Lausanne, Mermod, 1929, in-12, demi-maroquin vert à coins, dos à 5 nerfs, couverture et dos conservés, tête dorée, non rogné (Alix), 48 pages. Edition originale. Avec un portrait hors texte de l'auteur à cinq ans. 1/200 ex. num. sur Hollande (seul tirage avec 10 Chine). Bel envoi autographe signé à Florence GOULD : « Chère Florence, ce petit portrait se réserve et dit bien des choses. Ce jeudi, il est dans vos mains et à vos pieds ». Corrections et ajouts autographes dans le texte de la main de l'auteur. Peyron, 4.
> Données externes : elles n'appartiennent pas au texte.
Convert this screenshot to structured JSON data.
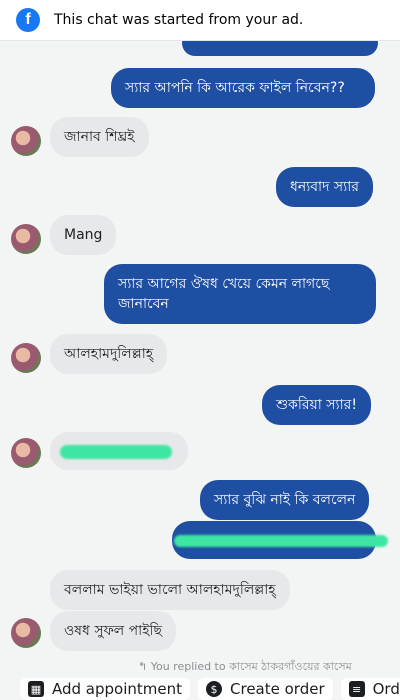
{
  "banner": {
    "icon": "facebook-icon",
    "text": "This chat was started from your ad."
  },
  "messages": [
    {
      "side": "out",
      "text": "স্যার আপনি কি আরেক ফাইল নিবেন??"
    },
    {
      "side": "in",
      "text": "জানাব শিঘ্রই"
    },
    {
      "side": "out",
      "text": "ধন্যবাদ স্যার"
    },
    {
      "side": "in",
      "text": "Mang"
    },
    {
      "side": "out",
      "text": "স্যার আগের ঔষধ খেয়ে কেমন লাগছে"
    },
    {
      "side": "out",
      "text": "জানাবেন"
    },
    {
      "side": "in",
      "text": "আলহামদুলিল্লাহ্"
    },
    {
      "side": "out",
      "text": "শুকরিয়া স্যার!"
    },
    {
      "side": "out",
      "text": "স্যার বুঝি নাই কি বললেন"
    },
    {
      "side": "in",
      "text": "বললাম ভাইয়া ভালো আলহামদুলিল্লাহ্"
    },
    {
      "side": "in",
      "text": "ওষধ সুফল পাইছি"
    }
  ],
  "reply_note": "↰ You replied to কাসেম ঠাকরগাঁওয়ের কাসেম",
  "toolbar": {
    "add_appointment": "Add appointment",
    "create_order": "Create order",
    "order_partial": "Orde"
  },
  "colors": {
    "outgoing": "#1f4fa3",
    "incoming": "#e7e8ea",
    "redaction": "#3fe6a3"
  }
}
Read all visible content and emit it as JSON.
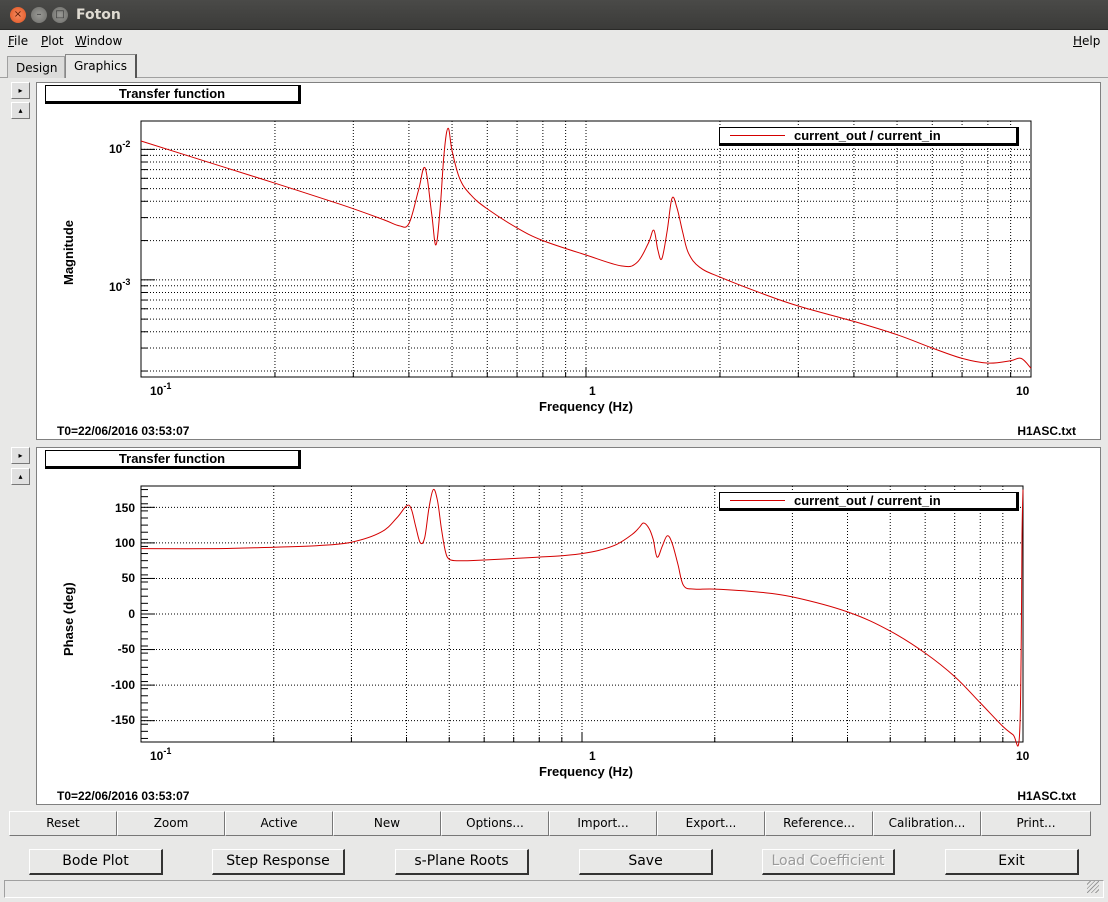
{
  "window": {
    "title": "Foton"
  },
  "menu": {
    "file": {
      "ul": "F",
      "rest": "ile"
    },
    "plot": {
      "ul": "P",
      "rest": "lot"
    },
    "window": {
      "ul": "W",
      "rest": "indow"
    },
    "help": {
      "ul": "H",
      "rest": "elp"
    }
  },
  "tabs": [
    "Design",
    "Graphics"
  ],
  "active_tab": "Graphics",
  "side_buttons": {
    "expand": "▸",
    "collapse": "▴"
  },
  "icons": {
    "close": "×",
    "minimize": "–",
    "maximize": "□"
  },
  "panels": [
    {
      "graph_title": "Transfer function",
      "legend": "current_out / current_in",
      "y_title": "Magnitude",
      "x_title": "Frequency (Hz)",
      "y_ticks": [
        "10",
        "10"
      ],
      "y_tick_exps": [
        "-2",
        "-3"
      ],
      "x_ticks": [
        "10",
        "1",
        "10"
      ],
      "x_tick_exp": "-1",
      "t0": "T0=22/06/2016 03:53:07",
      "file": "H1ASC.txt"
    },
    {
      "graph_title": "Transfer function",
      "legend": "current_out / current_in",
      "y_title": "Phase (deg)",
      "x_title": "Frequency (Hz)",
      "y_ticks": [
        "150",
        "100",
        "50",
        "0",
        "-50",
        "-100",
        "-150"
      ],
      "x_ticks": [
        "10",
        "1",
        "10"
      ],
      "x_tick_exp": "-1",
      "t0": "T0=22/06/2016 03:53:07",
      "file": "H1ASC.txt"
    }
  ],
  "chart_data": [
    {
      "type": "line",
      "title": "Transfer function",
      "xlabel": "Frequency (Hz)",
      "ylabel": "Magnitude",
      "x_scale": "log",
      "y_scale": "log",
      "xlim": [
        0.1,
        10
      ],
      "ylim": [
        0.00018,
        0.0165
      ],
      "grid": true,
      "legend_position": "top-right",
      "series": [
        {
          "name": "current_out / current_in",
          "color": "#d40000",
          "x": [
            0.1,
            0.15,
            0.2,
            0.28,
            0.35,
            0.38,
            0.4,
            0.42,
            0.435,
            0.45,
            0.46,
            0.47,
            0.48,
            0.49,
            0.5,
            0.52,
            0.55,
            0.6,
            0.7,
            0.8,
            1.0,
            1.2,
            1.3,
            1.38,
            1.42,
            1.45,
            1.48,
            1.52,
            1.56,
            1.6,
            1.65,
            1.7,
            1.8,
            2.0,
            2.5,
            3.0,
            4.0,
            5.0,
            6.0,
            7.0,
            8.0,
            9.0,
            9.5,
            10.0
          ],
          "y": [
            0.0116,
            0.0075,
            0.0055,
            0.0038,
            0.0029,
            0.0026,
            0.0027,
            0.0048,
            0.0072,
            0.0032,
            0.00185,
            0.0035,
            0.0095,
            0.0145,
            0.0098,
            0.006,
            0.0045,
            0.0035,
            0.0025,
            0.002,
            0.00155,
            0.00128,
            0.00135,
            0.0019,
            0.0024,
            0.0017,
            0.00145,
            0.0023,
            0.0042,
            0.0036,
            0.0023,
            0.0016,
            0.00125,
            0.00105,
            0.00078,
            0.00063,
            0.00048,
            0.00038,
            0.0003,
            0.00025,
            0.00023,
            0.00024,
            0.00025,
            0.00021
          ]
        }
      ]
    },
    {
      "type": "line",
      "title": "Transfer function",
      "xlabel": "Frequency (Hz)",
      "ylabel": "Phase (deg)",
      "x_scale": "log",
      "xlim": [
        0.1,
        10
      ],
      "ylim": [
        -180,
        180
      ],
      "grid": true,
      "legend_position": "top-right",
      "series": [
        {
          "name": "current_out / current_in",
          "color": "#d40000",
          "x": [
            0.1,
            0.15,
            0.2,
            0.25,
            0.3,
            0.35,
            0.38,
            0.4,
            0.41,
            0.42,
            0.43,
            0.44,
            0.45,
            0.46,
            0.47,
            0.48,
            0.49,
            0.5,
            0.52,
            0.55,
            0.6,
            0.7,
            0.8,
            0.9,
            1.0,
            1.1,
            1.2,
            1.3,
            1.35,
            1.38,
            1.42,
            1.45,
            1.48,
            1.52,
            1.56,
            1.6,
            1.65,
            1.7,
            1.8,
            2.0,
            2.5,
            3.0,
            4.0,
            5.0,
            6.0,
            7.0,
            8.0,
            9.0,
            9.5,
            9.8,
            9.9,
            9.95,
            10.0
          ],
          "y": [
            92,
            92,
            94,
            96,
            101,
            115,
            135,
            152,
            148,
            122,
            100,
            108,
            150,
            175,
            160,
            120,
            88,
            77,
            75,
            75,
            76,
            78,
            80,
            82,
            85,
            90,
            98,
            112,
            122,
            128,
            120,
            105,
            80,
            95,
            110,
            100,
            70,
            40,
            35,
            35,
            31,
            24,
            3,
            -24,
            -55,
            -88,
            -125,
            -158,
            -170,
            -178,
            -60,
            110,
            175
          ]
        }
      ]
    }
  ],
  "toolbar_row": [
    "Reset",
    "Zoom",
    "Active",
    "New",
    "Options...",
    "Import...",
    "Export...",
    "Reference...",
    "Calibration...",
    "Print..."
  ],
  "action_buttons": {
    "bode": "Bode Plot",
    "step": "Step Response",
    "splane": "s-Plane Roots",
    "save": "Save",
    "load": "Load Coefficient",
    "exit": "Exit"
  }
}
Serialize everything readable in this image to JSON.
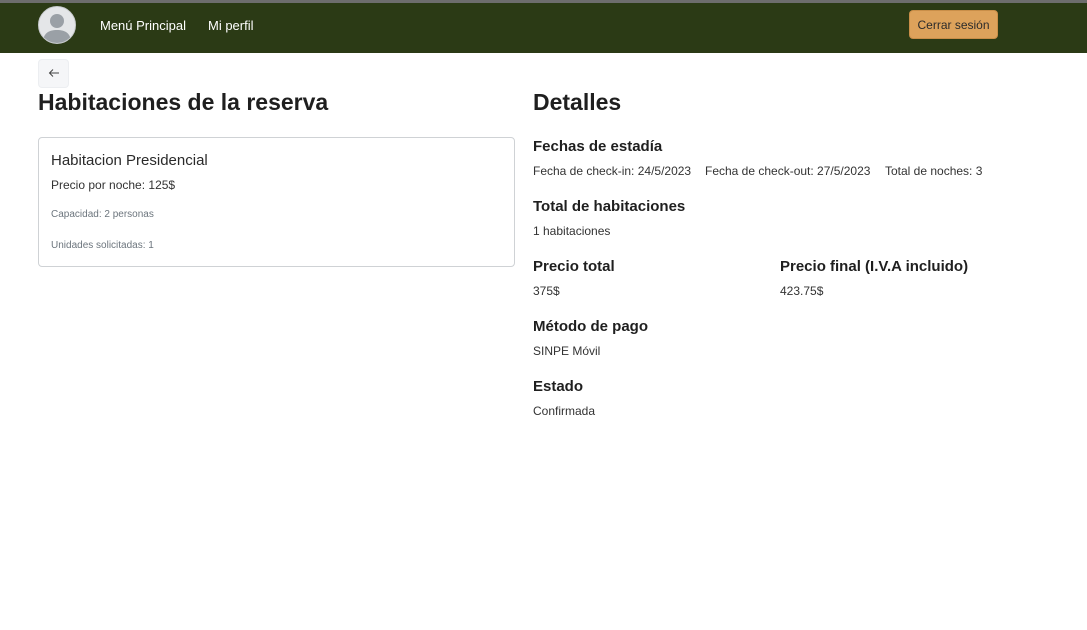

2 LONGUES LETTRES AUTOGRAPHES SIGNÉES DE CINGRIA ADRESSÉES A FLORENCE GOULD SONT JOINTES, montées sur onglets dans le volume. 4 pages dans la longueur, chacune 21 x 15 cm, c/o Guevara, Aix en Provence, sans date (1945-1947). CES LETTRES SONT INÉDITES.
« Chère Florence, Quelle joie de vous savoir si près ! Je reçois à l’instant la seconde lettre de Jean Denoël. J’ai répondu hier à la première. Tous ces retards s’expliquent dans le fait que les lettres mettent un temps infini à parvenir au Paradou. Mais je n’y suis plus. Je suis à Aix (61 cours Mirabeau, 3e étage), et quand je veux, j’ai le tramway sous mes fenêtres qui part pour Marseille où je trouve des oursins et des beaux articles et toute la vie. Le trajet dure 1h ½, et c’est toujours très drôle. Mais quelle joie de penser qu’on va se voir et visiter Aix ensemble. Je prépare donc un petit itinéraire artistique. Tézenas [connaissance de C.-A.C.] me télégraphie de revenir à Grenoble. Je lui écris que c’est impossible. Il ne lâche pas la proie pour l’ombre. Elle est charmante et je l’aime beaucoup, et le lac d’Annecy est merveilleux, mais j’ai besoin de mer et de tout ce qu’on trouve dans le midi. Et puis vous êtes là surtout ! Pour rien au monde il ne faut manquer l’occasion de se rencontrer. A un de ces jours alors, n’est-ce-pas ? Je vous baise affectueusement les mains ».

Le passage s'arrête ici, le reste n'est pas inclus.